Quoting  PeterH: "just for completeness":

 Don't forget that all of the following items are ceramic:  Fire bricks, sparkplug insulators, kiln shelves, kiln posts, element holders in a toaster, ... .  all of these materials cycle from hot to cold quite frequently and have very long life cycle times.  Most of these have only been used as a functional component within some object with a different name that we all routinely benefit from without thinking.  Look outside the conventional pottery domain to the much wider domain of ceramics beyond just clay.  There is no prohibition to using the materials to make art, all that is needed is the gumption to do it.  
 
 For Omega's project, my thoughts would be to start with either 100 % kaolin or a mixture of kaolin and Kaowool. Ceramic fiber insulation compressed and coated with a rigidizer might also be a starting point.  Identify the physical and structural demands required of the final product and work backwards to the starting materials.  

LT

 

Agreed! ....... and toilets fire to cone 14 and electrical insulators perform well in their realm.  These are engineered ceramic items. There are many high fire ceramic products high in Alumina that perform well for their purpose. Who among us would like to make their own kiln shelves? It has been done last I saw with zircopax.

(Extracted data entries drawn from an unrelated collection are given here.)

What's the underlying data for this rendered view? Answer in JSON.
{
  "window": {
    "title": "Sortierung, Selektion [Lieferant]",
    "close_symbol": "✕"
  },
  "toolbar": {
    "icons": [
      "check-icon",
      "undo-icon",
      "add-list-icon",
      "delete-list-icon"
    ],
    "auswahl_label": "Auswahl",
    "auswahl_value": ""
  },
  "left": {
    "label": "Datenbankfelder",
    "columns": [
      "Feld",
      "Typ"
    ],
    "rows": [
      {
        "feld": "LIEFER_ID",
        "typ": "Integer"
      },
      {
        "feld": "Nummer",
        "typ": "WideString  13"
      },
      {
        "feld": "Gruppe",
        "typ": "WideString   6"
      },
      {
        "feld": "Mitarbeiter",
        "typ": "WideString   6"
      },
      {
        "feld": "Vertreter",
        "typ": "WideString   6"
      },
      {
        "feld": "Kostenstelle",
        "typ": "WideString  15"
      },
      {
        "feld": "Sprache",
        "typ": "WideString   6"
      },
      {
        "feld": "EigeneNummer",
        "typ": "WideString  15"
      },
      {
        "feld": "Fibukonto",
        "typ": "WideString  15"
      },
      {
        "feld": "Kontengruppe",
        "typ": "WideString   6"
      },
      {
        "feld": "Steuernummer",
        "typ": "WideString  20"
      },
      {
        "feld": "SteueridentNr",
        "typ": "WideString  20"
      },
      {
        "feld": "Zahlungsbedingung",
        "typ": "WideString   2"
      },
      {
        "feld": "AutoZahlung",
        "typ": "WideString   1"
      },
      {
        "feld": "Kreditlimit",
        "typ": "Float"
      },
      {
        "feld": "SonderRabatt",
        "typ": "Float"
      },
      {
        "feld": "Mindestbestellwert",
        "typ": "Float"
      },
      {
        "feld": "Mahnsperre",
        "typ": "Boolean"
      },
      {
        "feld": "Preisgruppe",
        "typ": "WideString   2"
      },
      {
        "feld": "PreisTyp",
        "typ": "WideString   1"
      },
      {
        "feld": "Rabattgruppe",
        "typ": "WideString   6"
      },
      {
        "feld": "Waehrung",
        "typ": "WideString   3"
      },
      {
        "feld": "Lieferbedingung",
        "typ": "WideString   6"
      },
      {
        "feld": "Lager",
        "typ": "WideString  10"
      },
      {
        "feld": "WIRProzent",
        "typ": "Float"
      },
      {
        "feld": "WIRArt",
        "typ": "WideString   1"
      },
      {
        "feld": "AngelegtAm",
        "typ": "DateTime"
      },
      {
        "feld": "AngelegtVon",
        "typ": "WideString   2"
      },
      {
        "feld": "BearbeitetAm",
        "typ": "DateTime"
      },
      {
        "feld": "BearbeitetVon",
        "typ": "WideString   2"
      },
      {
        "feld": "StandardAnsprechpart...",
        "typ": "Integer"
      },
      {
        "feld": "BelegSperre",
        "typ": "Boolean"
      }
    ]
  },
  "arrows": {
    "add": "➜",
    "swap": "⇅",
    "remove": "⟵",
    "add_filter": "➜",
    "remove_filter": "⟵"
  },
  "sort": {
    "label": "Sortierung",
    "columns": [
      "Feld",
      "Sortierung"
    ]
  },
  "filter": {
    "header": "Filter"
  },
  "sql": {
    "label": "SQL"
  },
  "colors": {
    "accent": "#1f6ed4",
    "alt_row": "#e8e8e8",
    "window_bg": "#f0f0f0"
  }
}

I still think we need some Idea what this will be subjected to before commenting. Just last week I had to explain why the home made kiln port plugs failed again to someone who threw them from their favorite Claybody. They looked real sturdy but a few trips to cone 10 and several removals and laying them on the concrete floor seemed to doom them to several firings.

more info, there will likely be more credible feedback.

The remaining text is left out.